Gasping, chest heaving, he looked up.
Yung had landed ten feet away. He was flat on his stomach, arms spread wide, hugging the roof of the train like he was trying to merge with it.
Sam looked back at the spire. It was receding fast. The two black drones hovered near the catwalk, small dots against the bruised purple sky. They didn't follow. The train was moving out of their jurisdiction. Or maybe they just figured the fall had done the job.
Sam let his head drop onto the cold metal of the train roof. The rain started then. Big, heavy drops. They washed the yellow dust from his face.
He looked at his right shoulder. The empty socket was filling with water. It stung.
He looked at Yung. Yung was laughing. It was a hysterical, jagged sound, lost in the wind.
"We're alive!" Yung yelled, his voice cracking.
Sam didn't laugh. He watched the city blur past, a streak of neon and grey. He thought about his arm, lying back there on the catwalk. That arm had cost three years of savings.
"We're broke," Sam said to the wind. "We are so broke."
Yung crawled over. He looked terrible. His clothes were torn, his face smeared with blood and yellow sludge. He sat next to Sam, cross-legged on the speeding train roof, ignoring the danger.
"Hey," Yung said.
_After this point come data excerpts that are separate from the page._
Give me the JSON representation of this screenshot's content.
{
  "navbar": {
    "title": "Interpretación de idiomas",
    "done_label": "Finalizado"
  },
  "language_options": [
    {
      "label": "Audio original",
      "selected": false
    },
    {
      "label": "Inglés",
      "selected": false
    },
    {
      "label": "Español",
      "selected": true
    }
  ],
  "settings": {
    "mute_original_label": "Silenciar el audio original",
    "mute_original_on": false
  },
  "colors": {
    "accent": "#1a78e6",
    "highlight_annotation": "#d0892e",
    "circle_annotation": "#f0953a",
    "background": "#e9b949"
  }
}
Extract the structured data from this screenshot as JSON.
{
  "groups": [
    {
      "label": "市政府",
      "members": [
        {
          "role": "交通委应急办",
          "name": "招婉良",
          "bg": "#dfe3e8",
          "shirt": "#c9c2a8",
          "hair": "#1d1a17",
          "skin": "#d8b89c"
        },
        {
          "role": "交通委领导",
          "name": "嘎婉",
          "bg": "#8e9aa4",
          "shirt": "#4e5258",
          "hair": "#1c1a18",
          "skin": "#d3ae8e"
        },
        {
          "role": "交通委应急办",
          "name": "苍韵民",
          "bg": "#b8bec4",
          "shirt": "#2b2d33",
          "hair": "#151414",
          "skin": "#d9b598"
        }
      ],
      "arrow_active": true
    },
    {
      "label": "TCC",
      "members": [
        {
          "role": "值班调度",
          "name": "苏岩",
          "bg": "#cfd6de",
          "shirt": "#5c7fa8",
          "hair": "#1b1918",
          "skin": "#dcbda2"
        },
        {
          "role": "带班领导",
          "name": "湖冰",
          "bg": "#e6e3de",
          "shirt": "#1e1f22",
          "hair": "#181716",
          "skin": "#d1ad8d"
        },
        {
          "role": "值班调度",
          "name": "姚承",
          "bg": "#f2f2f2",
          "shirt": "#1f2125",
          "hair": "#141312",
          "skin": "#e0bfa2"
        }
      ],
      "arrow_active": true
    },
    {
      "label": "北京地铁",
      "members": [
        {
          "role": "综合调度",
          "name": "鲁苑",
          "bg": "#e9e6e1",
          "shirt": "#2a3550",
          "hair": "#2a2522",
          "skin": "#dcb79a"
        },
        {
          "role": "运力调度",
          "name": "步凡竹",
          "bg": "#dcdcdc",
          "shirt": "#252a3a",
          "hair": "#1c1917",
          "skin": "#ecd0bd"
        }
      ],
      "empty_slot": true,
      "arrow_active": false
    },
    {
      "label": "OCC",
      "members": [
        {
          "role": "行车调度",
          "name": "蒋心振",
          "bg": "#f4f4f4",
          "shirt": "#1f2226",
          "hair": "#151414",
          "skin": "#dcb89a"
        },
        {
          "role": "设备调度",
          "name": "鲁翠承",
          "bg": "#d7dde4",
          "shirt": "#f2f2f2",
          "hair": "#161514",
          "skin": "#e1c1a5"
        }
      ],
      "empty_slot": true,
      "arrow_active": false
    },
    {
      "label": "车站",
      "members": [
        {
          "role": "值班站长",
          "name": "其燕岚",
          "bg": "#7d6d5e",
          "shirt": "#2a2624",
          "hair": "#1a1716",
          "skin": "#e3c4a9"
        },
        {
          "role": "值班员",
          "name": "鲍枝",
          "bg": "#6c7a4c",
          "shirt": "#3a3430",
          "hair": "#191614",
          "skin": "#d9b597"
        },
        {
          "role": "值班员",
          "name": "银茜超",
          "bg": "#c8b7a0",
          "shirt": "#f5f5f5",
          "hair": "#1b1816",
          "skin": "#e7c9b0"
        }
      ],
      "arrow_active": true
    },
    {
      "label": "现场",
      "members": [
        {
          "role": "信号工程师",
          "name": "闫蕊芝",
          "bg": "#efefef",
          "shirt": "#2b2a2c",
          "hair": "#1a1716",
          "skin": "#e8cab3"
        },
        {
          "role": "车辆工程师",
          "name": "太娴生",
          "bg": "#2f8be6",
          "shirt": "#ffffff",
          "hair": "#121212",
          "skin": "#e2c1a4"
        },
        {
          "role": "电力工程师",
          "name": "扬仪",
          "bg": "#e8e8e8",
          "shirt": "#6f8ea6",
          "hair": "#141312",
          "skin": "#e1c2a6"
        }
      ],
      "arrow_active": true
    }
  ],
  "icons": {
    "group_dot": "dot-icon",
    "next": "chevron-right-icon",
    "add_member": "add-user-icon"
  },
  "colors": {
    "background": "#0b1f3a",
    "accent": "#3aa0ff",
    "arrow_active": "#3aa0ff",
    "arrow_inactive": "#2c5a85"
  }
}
He poked Sam in the good shoulder.
"Don't touch me."
"We got away."
"I lost my arm, Yung."
"I know. I'm sorry. I'll buy you a better one."
Sam looked at him. "With what money?"
"I don't know yet. But I will."
Yung looked forward, into the wind. He was shivering. The adrenaline was wearing off, and the cold was setting in. "Where does this train go?"
Sam closed his eyes. "Port Authority. Sector Eight."
"Sector Eight? That's the scrapyard."
"Yeah."
"Fitting."
The train banked, leaning hard into a turn. They both grabbed the ridges of the container roof to keep from sliding off. The city lights below were turning on, a grid of amber and white waking up for the night shift.
Sam watched the skyline recede. The spire was just a needle in the distance now. He felt lighter without the arm, but it was a phantom lightness. His brain still told him the hand was there, clenched in a fist.
"Sam?"
"What."
"Thanks."
Sam didn't answer. He just watched the rain wash the yellow pollen off his boots, swirling into little toxic rivers that ran off the edge of the train and into the dark.
“Sam didn't answer. He just watched the rain wash the yellow pollen off his boots, swirling into little toxic rivers that ran off the edge of the train and into the dark.”